FutureDrAtkins: My family would have no idea who half of these people are because they have never met them. Good idea though!
Post # 6
OMG! that is crazy!! Thankfully we have not had this worry! What is wrong with people, if you didnt get an invite you cant just crash a wedding. Maybe make you rethink some friendships eh!
Good luck! I would definitely have some sort of security set up… but dont be afraid to ask people to leave!
Post # 7
My mom’s cousin’s widow (who lives about 5 hours from where I am getting married) told us last weekend that she told her daugther they are coming to see me get married whether they are invited or not. I don’t think they actually will. And no they aren’t on the list. Mom didn’t invite them to her wedding for god sakes lol.
Post # 8
Meant2Bee: I was worried about the same thing, so I gave the venue a list. Actually I forgone the seating chart and went with a guest list to escort people to their seats. I had some attendants stand at the reception door and tell people their assigned table once their name was crossed off. I also informed them that if it’s an uninvited guest that that person must wait outside until a seat opens up (if a invited guest didn’t show, that actually didn’t happen, 100% of my guests arrived). I was told by my venue that they would close down the bar if they found out non-paid for guests were partying and drinking from the bar, since I had an open bar I paid for per adult guest. So it was vital that the venue stayed exclusive to just invited guests.
Post # 9
Absolutely give the venue your list! Especially if you’re covering the bar tab, there’s no way you should be paying for crashers.
Post # 10
Chances are they are screwing with you and just want you to worry that this will happen. If they were really intending to crash, most likely they wouldn’t announce it ahead if time. What did MOH reply?
I would call the person who texted personally and make it clear that you are limited for space and had to cut your numbers. And that it’s it’s not an open house or drop in kind of event.
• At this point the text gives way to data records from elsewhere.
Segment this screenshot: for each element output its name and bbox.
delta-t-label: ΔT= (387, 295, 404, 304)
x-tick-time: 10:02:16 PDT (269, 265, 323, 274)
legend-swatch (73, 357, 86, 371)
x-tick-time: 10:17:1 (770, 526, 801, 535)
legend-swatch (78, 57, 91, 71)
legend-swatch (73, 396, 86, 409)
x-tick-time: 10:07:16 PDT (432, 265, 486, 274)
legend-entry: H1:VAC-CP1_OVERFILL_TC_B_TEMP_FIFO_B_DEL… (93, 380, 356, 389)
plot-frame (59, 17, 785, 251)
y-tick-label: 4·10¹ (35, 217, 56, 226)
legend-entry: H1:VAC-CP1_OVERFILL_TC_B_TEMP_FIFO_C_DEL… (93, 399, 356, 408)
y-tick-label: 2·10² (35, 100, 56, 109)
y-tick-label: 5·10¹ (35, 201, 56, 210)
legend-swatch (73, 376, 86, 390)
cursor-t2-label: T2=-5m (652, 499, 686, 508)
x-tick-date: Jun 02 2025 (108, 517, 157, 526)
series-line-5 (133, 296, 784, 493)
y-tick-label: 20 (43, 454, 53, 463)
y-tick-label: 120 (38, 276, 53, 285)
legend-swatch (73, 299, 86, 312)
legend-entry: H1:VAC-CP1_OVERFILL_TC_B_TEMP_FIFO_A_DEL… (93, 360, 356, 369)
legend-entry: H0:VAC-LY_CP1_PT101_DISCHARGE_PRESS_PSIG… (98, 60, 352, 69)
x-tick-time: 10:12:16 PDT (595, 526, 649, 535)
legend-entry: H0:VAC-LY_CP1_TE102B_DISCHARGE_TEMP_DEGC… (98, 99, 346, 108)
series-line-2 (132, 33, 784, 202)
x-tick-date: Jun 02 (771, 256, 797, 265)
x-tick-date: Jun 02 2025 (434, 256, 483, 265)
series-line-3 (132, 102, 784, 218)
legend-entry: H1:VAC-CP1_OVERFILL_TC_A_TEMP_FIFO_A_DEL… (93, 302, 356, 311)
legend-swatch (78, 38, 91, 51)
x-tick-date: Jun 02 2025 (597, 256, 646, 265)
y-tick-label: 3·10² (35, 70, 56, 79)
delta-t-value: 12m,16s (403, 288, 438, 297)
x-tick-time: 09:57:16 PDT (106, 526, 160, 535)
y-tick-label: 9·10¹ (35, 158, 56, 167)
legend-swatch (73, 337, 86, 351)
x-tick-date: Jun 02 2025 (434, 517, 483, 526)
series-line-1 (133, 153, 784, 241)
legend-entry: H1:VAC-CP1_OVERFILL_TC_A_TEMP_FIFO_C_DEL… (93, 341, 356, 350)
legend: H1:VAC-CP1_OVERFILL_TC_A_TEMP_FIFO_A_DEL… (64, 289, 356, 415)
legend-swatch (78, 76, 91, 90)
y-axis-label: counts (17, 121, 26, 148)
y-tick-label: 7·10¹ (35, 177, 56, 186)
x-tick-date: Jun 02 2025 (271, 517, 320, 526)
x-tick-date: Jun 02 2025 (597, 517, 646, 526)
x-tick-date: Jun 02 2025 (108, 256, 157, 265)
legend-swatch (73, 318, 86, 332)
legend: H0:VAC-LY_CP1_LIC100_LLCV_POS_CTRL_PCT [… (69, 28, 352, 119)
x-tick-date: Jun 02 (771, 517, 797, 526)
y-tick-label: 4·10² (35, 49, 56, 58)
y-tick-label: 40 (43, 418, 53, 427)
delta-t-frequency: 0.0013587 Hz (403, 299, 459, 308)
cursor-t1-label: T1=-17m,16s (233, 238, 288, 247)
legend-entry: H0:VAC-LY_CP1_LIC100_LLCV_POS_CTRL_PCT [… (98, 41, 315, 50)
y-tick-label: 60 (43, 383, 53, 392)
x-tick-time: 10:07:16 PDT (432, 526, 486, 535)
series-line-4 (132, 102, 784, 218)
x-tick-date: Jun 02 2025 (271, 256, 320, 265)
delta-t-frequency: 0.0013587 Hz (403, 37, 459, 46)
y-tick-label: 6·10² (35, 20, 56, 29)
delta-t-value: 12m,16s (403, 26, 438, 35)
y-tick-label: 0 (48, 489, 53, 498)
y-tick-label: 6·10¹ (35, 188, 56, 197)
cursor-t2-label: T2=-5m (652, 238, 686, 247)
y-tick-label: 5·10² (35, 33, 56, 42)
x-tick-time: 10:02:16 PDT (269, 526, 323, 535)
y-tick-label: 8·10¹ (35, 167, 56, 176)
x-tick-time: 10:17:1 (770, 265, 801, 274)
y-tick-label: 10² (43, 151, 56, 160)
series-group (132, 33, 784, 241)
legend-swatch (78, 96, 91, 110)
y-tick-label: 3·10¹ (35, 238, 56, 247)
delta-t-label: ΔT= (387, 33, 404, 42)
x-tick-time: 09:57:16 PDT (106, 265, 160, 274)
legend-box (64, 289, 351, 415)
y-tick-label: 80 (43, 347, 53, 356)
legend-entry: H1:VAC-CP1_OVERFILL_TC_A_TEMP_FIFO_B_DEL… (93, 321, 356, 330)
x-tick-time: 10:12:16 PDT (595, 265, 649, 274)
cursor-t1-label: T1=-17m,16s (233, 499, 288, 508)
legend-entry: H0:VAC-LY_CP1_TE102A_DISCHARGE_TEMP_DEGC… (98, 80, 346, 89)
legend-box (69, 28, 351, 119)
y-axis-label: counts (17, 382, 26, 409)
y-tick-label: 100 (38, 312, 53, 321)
On the very off chance that you think they are serious about making a big scene, it is not the job of the venue to keep lists or be your bouncer. You’d have to hire private security or have someone in your group handle it, hopefully with some measure of tact and diplomacy.
Post # 11
Another possibility is that they want to come to the ceremony, not the reception. Many services are open to the public, so maybe they are just assuming this is OK.
Post # 12
- Wedding: June 2014 - Twin Oaks Garden House
Uh i know how you feel. I have family who didnt get invited and say oh we are going. I had to say something. but i have a HUGE family.. like massive. im mexican. that should tell you something. im only having 80 people 90 tops at my wedding. we wanted it small (well thats super small for me) . also all my family is in AZ, NV, or TX and im in california. so i dont think people are going to pay $$$$ to come out here just to crash my wedding.
but i would have a list. and a backup plan. because its not $$$ coming out of their pocket its out of yours and people need to realize that. that just frustrates me. because being a upcoming bride….i know how much stress you are already under.